Durant le festival, les visiteurs seront impressionnés par ces mikoshi promenés dans la ville en cadence, sur le rythme dynamique des taiko, ainsi que par les hommes vêtus de happi (vestes traditionnelles japonaises). C’est un évènement amusant et unique, qui se tient au cœur de l’été dans la ville de Tomonoura.
Étant donné que le festival a lieu à la même période que le festival de Tanabata selon le calendrier lunaire, vous pourrez aussi admirer les décorations de Tanabata qui ornent les rues de la ville, rendant cette journée d’été à Tomonoura d’autant plus agréable.
Représentants du quartier de Hira de la ville de Tomo
Takanori Omote et Hiroshi Sakamoto
Qui dit été dans le quartier de Hira dit festival de Yodohime
« Quand on parle des festivals de Tomonoura, les gens pensent surtout à l’Otebi Shinji et d’autres festivals majeurs, mais le quartier de Hira possède sa propre culture.
Le festival annuel du sanctuaire de Yodohime qui se tient à la même période que le festival de Tanabata en fait partie. Il est connu sous le nom de festival de Yodohime, mais on l’appelle aussi « festival des dango » car on écrase du riz mochigome cuit à la vapeur pour en faire des dango (boulettes de riz gluant) qu’on a l’habitude de manger pendant le festival.
On fabrique une boulette de mochi, puis on l’aplatit et on presse au centre pour former un creux dans lequel on met de la pâte de haricots rouges anko. De nos jours, on ne les confectionne plus nous-mêmes, mais autrefois, les femmes de chaque famille en faisaient et les servaient aux visiteurs et amis qui n’étaient pas du quartier. Il n’y a pas plus simple que le mariage entre anko et mochi, mais à l’époque, les sucreries étaient rares donc c’était vraiment un délice ! C’est peut-être parce qu’on offrait des dango au festival de Hira que les habitants d’autres quartiers ont commencé à appeler ce festival « la fête des dango ».
Mais nous, on n’utilise pas vraiment cette expression dans le quartier de Hira.
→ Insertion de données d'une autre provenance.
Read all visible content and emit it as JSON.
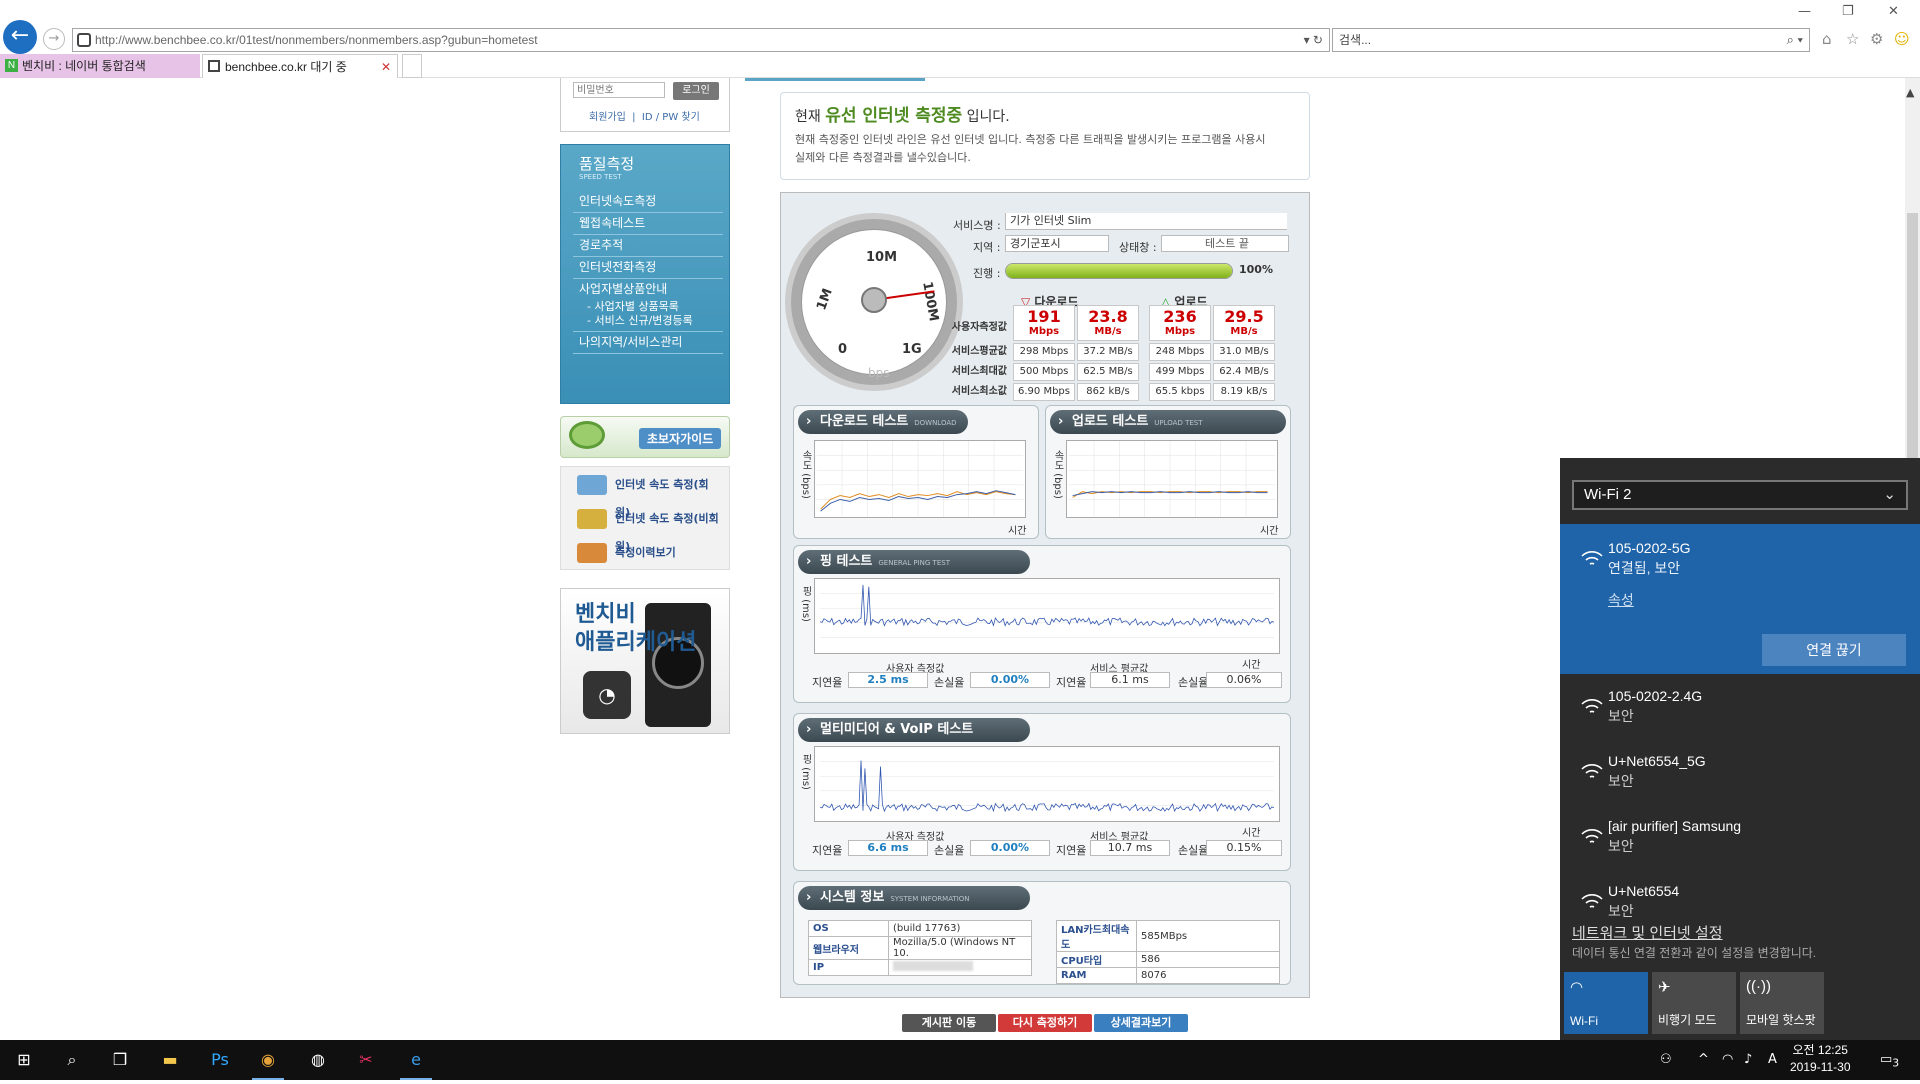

Le « festival des dango », ça manque un peu d’éclat, non ? Qu’en dites-vous ? (Rires) »
« Ce n’est pas un festival si on ne se dispute pas ! » La fierté d’être assez forts pour porter un mikoshi de 100 kg
« Ce festival a beaucoup d’appellations différentes et on entend parfois celle de « lancer de mikoshi de Hira ». Le quartier de Hira se divise en trois zones, 1-chōme, 2-chōme et 3-chōme, qui portaient anciennement les noms de « Kawaraya-gumi », « Naka-gumi » et « Tanohira ».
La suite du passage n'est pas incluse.